Curvature‐Engineered Steering of Oxygen Electroreduction Pathways on Single‐Atom Catalysts

ABSTRACT Single‐atom catalysts (SACs) are a promising class of electrochemical oxygen reduction reaction (ORR) catalysts, enabling either a four‐electron (4e – ) pathway for energy conversion or a two‐electron (2e – ) pathway for H 2 O 2 production. However, the precise control and optimization of the ORR pathway remain challenging due to the lack of strategies for fine‐tuning the SACs coordination structures. Herein, we developed a curvature engineering strategy that enables, for the first time, continuous steering of the ORR pathway from 2e – to 4e – over Cu‐based SACs. Through theoretical calculations and in‐situ spectroscopy, we revealed the essential mechanism by which active‐site tensile strain and interfacial water restructuring, induced by carbon nanotubes with varying curvature, jointly govern ORR activity and selectivity.

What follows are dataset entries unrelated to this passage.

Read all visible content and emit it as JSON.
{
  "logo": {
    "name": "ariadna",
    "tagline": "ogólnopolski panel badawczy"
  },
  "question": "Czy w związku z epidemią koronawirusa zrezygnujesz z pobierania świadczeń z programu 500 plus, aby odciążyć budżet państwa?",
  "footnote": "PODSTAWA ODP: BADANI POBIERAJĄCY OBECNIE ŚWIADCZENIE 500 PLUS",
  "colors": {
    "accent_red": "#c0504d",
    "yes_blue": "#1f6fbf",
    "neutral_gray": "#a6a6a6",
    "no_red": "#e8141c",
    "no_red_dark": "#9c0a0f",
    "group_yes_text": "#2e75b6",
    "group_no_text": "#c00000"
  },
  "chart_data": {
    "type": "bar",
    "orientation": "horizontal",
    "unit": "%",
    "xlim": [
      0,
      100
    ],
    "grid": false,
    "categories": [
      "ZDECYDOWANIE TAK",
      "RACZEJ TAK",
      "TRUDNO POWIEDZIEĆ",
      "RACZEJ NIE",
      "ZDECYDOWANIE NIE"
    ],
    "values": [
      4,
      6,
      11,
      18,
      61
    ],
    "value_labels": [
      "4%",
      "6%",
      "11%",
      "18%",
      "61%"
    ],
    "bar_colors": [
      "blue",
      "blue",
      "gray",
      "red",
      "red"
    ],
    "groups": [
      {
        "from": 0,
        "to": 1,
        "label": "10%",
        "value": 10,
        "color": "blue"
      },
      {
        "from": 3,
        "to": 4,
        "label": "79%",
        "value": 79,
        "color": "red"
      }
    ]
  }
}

The Cu single‐atom sites on high‐curvature CNTs exhibit 4e – ORR performance comparable to that of Pt/C, while those on low‐curvature CNTs achieve up to 99.5% 2e – ORR selectivity. Proof‐of‐concept solid‐electrolyte electrolyzer equipped with Cu SACs demonstrates exceptional performance for H 2 O 2 electrosynthesis, achieving H 2 O 2 Faradaic efficiencies of 96.4% and 92.5% at 200 and 300 mA cm −2 , respectively, and sustaining >90% efficiency for over 100 h at a total current of 3 A. This work establishes curvature engineering as an ORR descriptor for precisely regulating SACs and designing advanced electrocatalysts.